大阪医科大学(現・大阪医科薬科大学)を卒業後、大阪大学病院を経て、大阪府立成人病センターや関西労災病院に勤務しました。そこでは、がん診療を中心に研鑽させていただきました。その後、大学病院に戻り、腫瘍を専門に学びを深めようか検討していた時に、周産期医療に力を注ぐ先輩医師との出会いがあり、私も周産期医療を究めることになりました。兵庫県立西宮病院で産婦人科医長を務めていた頃は、本当にさまざまな症例や患者さんを診させていただきました。当院ではこれまでの集大成として、地域の患者さんに経験や技術を還元できればと考えながら、診療をしています。
院内の設備で、こだわったところはありますか?

超音波(エコー)検査機器は、画像が鮮明に見える先進のものを導入しています。画面上に3Dで映せるので、診察もしやすいですし、患者さんにご説明する際にも立体的に見ていただけて、わかりやすいんです。あとは、待合室が狭いと、患者さんが座れなかったり、居場所がないと感じてしまったりするかもしれませんから、空間を広く確保しました。診察室でもリラックスしてお話ししていただけるよう、ゆったりとくつろげる椅子を置いています。内装も優しい色使いを意識しました。
女性の人生のパートナーでありたい
一緒に働くスタッフさんについて教えてください。

スタッフは優しい人ばかりで、皆さん家庭と仕事を両立して働いてくれています。患者さんへの対応を近くで見ていて、私は同僚に恵まれていると感じていますね。それから助産師が3人も在籍しているのは、婦人科ではあまり見られない特徴ではないでしょうか。助産師は全員、大学、もしくは病院勤務時代に理事長や私と一緒に働いていた信頼できる人たちです。

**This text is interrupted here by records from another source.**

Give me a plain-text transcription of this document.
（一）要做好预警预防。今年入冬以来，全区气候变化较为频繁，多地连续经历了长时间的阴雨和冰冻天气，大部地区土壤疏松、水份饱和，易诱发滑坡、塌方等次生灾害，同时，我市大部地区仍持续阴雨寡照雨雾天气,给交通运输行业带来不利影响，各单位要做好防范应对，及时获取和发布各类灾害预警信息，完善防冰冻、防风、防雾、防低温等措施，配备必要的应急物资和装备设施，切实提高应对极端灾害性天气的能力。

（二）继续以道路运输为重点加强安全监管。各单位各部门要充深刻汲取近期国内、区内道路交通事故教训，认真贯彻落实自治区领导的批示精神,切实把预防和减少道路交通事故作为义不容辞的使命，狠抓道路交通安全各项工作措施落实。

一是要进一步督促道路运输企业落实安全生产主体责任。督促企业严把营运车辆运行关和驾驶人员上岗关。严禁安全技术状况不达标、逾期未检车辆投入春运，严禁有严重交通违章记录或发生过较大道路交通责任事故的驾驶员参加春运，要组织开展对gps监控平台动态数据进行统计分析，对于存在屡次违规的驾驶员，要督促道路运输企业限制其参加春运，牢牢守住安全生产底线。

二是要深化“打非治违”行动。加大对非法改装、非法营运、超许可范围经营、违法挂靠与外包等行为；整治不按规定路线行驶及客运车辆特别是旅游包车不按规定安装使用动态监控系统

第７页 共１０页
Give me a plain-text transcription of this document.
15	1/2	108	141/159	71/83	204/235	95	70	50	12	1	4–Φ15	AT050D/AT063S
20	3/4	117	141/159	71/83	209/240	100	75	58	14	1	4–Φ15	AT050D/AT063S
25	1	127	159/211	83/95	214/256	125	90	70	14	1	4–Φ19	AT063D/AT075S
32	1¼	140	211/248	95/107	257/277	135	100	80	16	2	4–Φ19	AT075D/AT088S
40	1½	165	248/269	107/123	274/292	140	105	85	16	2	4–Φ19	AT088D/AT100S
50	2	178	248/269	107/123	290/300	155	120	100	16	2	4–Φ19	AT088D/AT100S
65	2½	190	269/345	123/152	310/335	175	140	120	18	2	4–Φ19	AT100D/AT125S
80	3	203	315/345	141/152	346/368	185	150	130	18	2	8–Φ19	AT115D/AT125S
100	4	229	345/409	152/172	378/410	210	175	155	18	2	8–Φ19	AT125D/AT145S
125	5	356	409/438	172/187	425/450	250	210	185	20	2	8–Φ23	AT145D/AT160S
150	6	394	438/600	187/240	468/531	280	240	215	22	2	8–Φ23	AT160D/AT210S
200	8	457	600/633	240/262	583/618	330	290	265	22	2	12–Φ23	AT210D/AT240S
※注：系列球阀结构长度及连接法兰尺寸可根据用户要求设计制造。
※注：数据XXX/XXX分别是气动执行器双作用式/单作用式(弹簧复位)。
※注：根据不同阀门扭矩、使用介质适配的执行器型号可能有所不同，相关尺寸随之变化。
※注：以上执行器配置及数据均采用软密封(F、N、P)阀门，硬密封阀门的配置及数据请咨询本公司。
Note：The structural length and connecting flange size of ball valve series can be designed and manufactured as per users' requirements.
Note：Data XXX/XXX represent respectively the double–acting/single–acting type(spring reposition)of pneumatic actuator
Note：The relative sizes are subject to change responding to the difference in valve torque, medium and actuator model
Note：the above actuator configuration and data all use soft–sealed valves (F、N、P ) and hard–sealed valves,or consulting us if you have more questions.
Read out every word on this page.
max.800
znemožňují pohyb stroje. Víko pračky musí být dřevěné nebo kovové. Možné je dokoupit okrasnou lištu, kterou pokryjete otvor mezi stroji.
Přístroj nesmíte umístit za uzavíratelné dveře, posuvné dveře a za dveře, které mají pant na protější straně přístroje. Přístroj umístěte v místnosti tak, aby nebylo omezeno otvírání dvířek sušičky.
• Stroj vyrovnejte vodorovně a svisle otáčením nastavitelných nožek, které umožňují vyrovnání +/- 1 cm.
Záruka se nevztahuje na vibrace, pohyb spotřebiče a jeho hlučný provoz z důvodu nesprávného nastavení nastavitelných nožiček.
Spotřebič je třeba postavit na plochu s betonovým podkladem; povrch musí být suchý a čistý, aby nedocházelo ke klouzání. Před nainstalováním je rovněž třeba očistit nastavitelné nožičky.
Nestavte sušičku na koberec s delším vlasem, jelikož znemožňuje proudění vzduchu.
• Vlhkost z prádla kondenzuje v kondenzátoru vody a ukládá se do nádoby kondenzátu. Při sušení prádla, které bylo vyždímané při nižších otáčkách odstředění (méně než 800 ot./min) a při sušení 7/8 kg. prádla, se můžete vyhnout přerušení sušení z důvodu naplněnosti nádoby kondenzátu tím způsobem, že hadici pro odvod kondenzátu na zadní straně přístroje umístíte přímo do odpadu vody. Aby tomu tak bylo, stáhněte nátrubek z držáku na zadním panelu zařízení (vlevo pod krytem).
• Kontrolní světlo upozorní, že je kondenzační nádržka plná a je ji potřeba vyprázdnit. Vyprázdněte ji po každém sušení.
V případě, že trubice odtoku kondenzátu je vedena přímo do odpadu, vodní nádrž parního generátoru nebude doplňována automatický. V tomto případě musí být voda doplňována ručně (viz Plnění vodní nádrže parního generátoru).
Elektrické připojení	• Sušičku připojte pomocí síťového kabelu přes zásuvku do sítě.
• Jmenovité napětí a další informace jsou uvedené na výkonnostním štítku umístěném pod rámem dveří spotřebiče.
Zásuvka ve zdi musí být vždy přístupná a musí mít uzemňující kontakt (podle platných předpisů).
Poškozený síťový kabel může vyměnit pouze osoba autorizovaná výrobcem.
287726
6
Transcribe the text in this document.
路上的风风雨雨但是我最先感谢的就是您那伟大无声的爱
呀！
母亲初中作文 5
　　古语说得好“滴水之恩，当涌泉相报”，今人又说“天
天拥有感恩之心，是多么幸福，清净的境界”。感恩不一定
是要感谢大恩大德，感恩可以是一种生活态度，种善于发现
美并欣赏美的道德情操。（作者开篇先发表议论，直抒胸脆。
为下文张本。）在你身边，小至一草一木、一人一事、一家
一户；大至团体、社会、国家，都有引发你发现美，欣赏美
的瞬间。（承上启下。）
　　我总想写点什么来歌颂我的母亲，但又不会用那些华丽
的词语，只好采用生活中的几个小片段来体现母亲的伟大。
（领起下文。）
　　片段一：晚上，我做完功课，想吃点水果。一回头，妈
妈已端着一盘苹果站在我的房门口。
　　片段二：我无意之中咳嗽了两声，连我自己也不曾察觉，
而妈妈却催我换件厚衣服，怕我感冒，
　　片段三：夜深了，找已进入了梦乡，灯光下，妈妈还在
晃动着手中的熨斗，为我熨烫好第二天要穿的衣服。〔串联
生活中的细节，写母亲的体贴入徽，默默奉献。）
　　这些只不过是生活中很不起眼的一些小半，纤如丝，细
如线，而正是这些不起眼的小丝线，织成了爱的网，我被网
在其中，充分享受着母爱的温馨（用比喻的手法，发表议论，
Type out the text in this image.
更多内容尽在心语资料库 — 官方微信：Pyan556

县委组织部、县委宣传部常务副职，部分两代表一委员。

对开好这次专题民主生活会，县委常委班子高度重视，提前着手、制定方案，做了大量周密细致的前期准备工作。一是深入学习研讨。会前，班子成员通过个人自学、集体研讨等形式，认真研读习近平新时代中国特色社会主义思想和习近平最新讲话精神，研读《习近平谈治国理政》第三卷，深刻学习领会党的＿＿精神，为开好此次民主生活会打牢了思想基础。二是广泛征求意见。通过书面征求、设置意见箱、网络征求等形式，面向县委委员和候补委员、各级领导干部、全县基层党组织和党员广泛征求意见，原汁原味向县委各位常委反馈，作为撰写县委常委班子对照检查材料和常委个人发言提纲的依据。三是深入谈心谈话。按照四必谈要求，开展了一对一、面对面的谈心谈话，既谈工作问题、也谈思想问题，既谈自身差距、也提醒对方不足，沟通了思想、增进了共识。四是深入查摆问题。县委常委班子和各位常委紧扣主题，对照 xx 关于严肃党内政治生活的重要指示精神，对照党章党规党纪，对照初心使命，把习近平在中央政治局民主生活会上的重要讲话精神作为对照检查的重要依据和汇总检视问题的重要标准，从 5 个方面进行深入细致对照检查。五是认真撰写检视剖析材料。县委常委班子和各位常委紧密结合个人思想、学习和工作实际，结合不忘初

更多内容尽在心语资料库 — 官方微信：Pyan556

1人は理事長が基幹病院で部長だった頃の同僚で、キャリアの長いベテラン。妊婦指導の経験が豊富で、現在は母親学級を担当してもらっています。堺市の周産期母子医療センターに指定された病院で働いていた助産師もおり、産前産後ケアを一緒に取り組んでくれています。看護師も地域の医療機関で経験を積んできた人がそろっていて、地域活動も助産師・看護師が率先してくれるので本当に助かっています。当院では医師・スタッフが一丸となり、万全の体制で産前産後のケアにもしっかりと心を尽くしていきます。
今後の展望をお聞かせいただけますでしょうか。
地域に根差した医院として、女性の人生におけるパートナーでありたいと思っています。生まれた時から生涯を終える時まで力になっていけたら、これ以上うれしいことはありません。先ほどもお話ししたように、当院は妊娠期だけでなく、あらゆる婦人科疾患を診療しています。検診や予防接種にも力を入れているので、最近では子宮頸がんワクチンなどの接種相談で来られる方も増えていますね。年齢に応じた女性の悩みに寄り添い続ける医院であり続けたいです。
最後に、読者へのメッセージをお願いします。

赤ちゃんを迎えたいと考え始めたら、まずは一度婦人科を受診することをお勧めします。体調に問題がなく、自然に妊娠するのは喜ばしいことですが、例えばがん検診や風疹の抗体検査、体重コントロールなど、妊娠前に準備しておきたいこともたくさんあるんです。妊婦さんの体重が少ないと早産のリスクもあるので、早めにご相談いただいて、母子の安全のために一緒に準備していけたら良いですね。まずは母体のコンディションを整えることから始めましょう。また、生理痛が重くてつらい思いをしている方には、今はずっと悩まされる必要はない時代だと伝えたいです。かかりつけ医として、医療面から「生理に振り回されず自分の人生を生きる」ためのお手伝いをしたいと思いますので、悩みがあれば頼ってください。